When is a Felony Not a Felony? When You’re a Bank!
Good news, America: We can now get guilty pleas from banks!
Bad news, America: Thats only because guilty pleas from banks are now absolutely meaningless.
Last week, JP Morgan, Citigroup, Barclays, and Royal Bank of Scotland pled guilty to felony charges of conspiring to manipulate currency prices, and UBS pled guilty to manipulating benchmark interest rates. Regulators and prosecutors found the misconduct because the traders left extensive, written tracks in chatrooms called The Cartel and The Mafia. James Kwak wrote that Stringer Bell from the popular television series The Wire would never have tolerated the brazen, amateurish behavior these traders exhibited. But why should traders bother to cover their tracks, when they know they have the absolute best clean-up crew in the business the financial regulators and law enforcement meant to police them?

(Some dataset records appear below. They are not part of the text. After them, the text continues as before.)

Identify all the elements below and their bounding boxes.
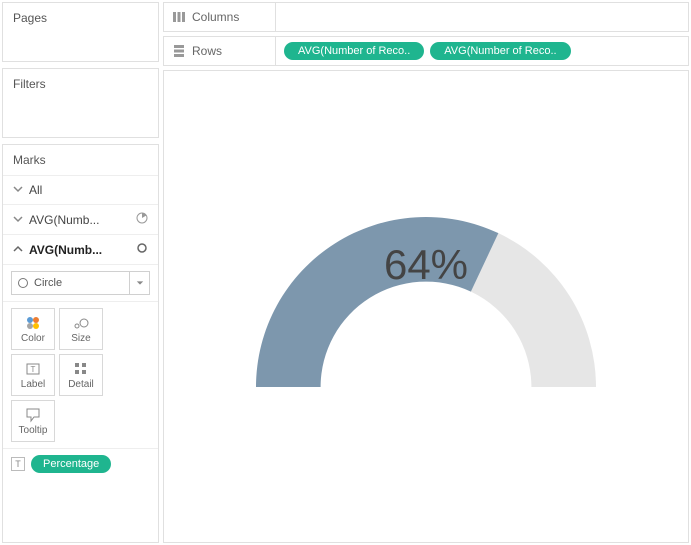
pages-title: Pages <box>3 3 158 33</box>
marks-card-grid: Color Size T Label <box>3 302 158 449</box>
app-root: Pages Filters Marks All AVG(Numb... <box>0 0 691 545</box>
columns-shelf[interactable]: Columns <box>163 2 689 32</box>
rows-icon <box>172 44 186 58</box>
gauge-svg <box>236 177 616 437</box>
color-card[interactable]: Color <box>11 308 55 350</box>
label-icon: T <box>25 361 41 377</box>
tooltip-icon <box>25 407 41 423</box>
chevron-down-icon <box>13 183 29 197</box>
rows-shelf-label: Rows <box>164 37 276 65</box>
viz-canvas[interactable]: 64% <box>163 70 689 543</box>
caret-down-icon <box>136 279 144 287</box>
marktype-label: Circle <box>34 277 62 289</box>
rows-shelf[interactable]: Rows AVG(Number of Reco.. AVG(Number of … <box>163 36 689 66</box>
marks-card: Marks All AVG(Numb... <box>2 144 159 543</box>
label-card[interactable]: T Label <box>11 354 55 396</box>
right-column: Columns Rows AVG(Number of Reco.. AVG(Nu… <box>161 0 691 545</box>
label-encoding-icon[interactable]: T <box>11 457 25 471</box>
columns-shelf-text: Columns <box>192 10 239 24</box>
pie-icon <box>136 212 148 227</box>
columns-shelf-label: Columns <box>164 3 276 31</box>
size-icon <box>73 315 89 331</box>
circle-icon <box>136 242 148 257</box>
marks-layer-1-label: AVG(Numb... <box>29 213 130 227</box>
row-pill-2[interactable]: AVG(Number of Reco.. <box>430 42 570 60</box>
row-pill-1[interactable]: AVG(Number of Reco.. <box>284 42 424 60</box>
gauge-chart: 64% <box>164 71 688 542</box>
marks-layer-2-label: AVG(Numb... <box>29 243 130 257</box>
chevron-down-icon <box>13 213 29 227</box>
marks-title: Marks <box>3 145 158 176</box>
columns-icon <box>172 10 186 24</box>
marks-pill-row: T Percentage <box>3 449 158 479</box>
size-card[interactable]: Size <box>59 308 103 350</box>
gauge-value-label: 64% <box>164 241 688 289</box>
color-icon <box>25 315 41 331</box>
marktype-caret[interactable] <box>130 271 150 295</box>
marks-layer-1[interactable]: AVG(Numb... <box>3 205 158 235</box>
marktype-row: Circle <box>3 265 158 302</box>
rows-shelf-text: Rows <box>192 44 222 58</box>
marks-layer-all[interactable]: All <box>3 176 158 205</box>
detail-card[interactable]: Detail <box>59 354 103 396</box>
color-card-label: Color <box>21 333 45 344</box>
pages-shelf[interactable]: Pages <box>2 2 159 62</box>
circle-icon <box>18 278 28 288</box>
marks-layer-2[interactable]: AVG(Numb... <box>3 235 158 265</box>
tooltip-card-label: Tooltip <box>19 425 48 436</box>
detail-icon <box>73 361 89 377</box>
rows-shelf-body[interactable]: AVG(Number of Reco.. AVG(Number of Reco.… <box>276 37 688 65</box>
detail-card-label: Detail <box>68 379 94 390</box>
marktype-dropdown[interactable]: Circle <box>11 271 130 295</box>
marks-layer-all-label: All <box>29 183 148 197</box>
columns-shelf-body[interactable] <box>276 3 688 31</box>
percentage-pill[interactable]: Percentage <box>31 455 111 473</box>
size-card-label: Size <box>71 333 90 344</box>
left-column: Pages Filters Marks All AVG(Numb... <box>0 0 161 545</box>
label-card-label: Label <box>21 379 45 390</box>
tooltip-card[interactable]: Tooltip <box>11 400 55 442</box>
filters-title: Filters <box>3 69 158 99</box>
chevron-up-icon <box>13 243 29 257</box>
filters-shelf[interactable]: Filters <box>2 68 159 138</box>
svg-text:T: T <box>31 365 36 374</box>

When an individual is convicted of a felony, they face years of disenfranchisement from being denied the right to vote in many states, to facing barriers to finding work, felony convictions have real-world consequences for people. But when it comes to banks, regulators and law enforcement work together to ensure collateral consequences dont occur.
Its not supposed to be that way. When a bank is charged with a crime, there are certain penalties that automatically kick in. Here is what the banks were facing as a result of their felonies:
Disqualification from managing mutual funds and exchange-traded funds for RBS, JP Morgan, Citigroup and UBS.
New barriers for issuing securities. All the convicted banks are well-known seasoned issuers, which is a special status that lets them quickly raise capital without having to get SEC approval first. A criminal conviction automatically disqualifies a bank from this status.
No more immunity for earnings projections. Since you cant verify the accuracy of the future, the law gives companies a safe harbor that allows them to make forward-looking statements anyway without fear of lawsuits. The felony pleas would disqualify UBS, Barclays and JP Morgan from this immunity, thus subjecting all of their statements to the normal liability standards for fraud.
UBS and Barclays could no longer raise unlimited amounts of money though the sale of private securities.
How many of these consequences do you think the banks actually faced? If you guessed ZERO out of four, you are correct!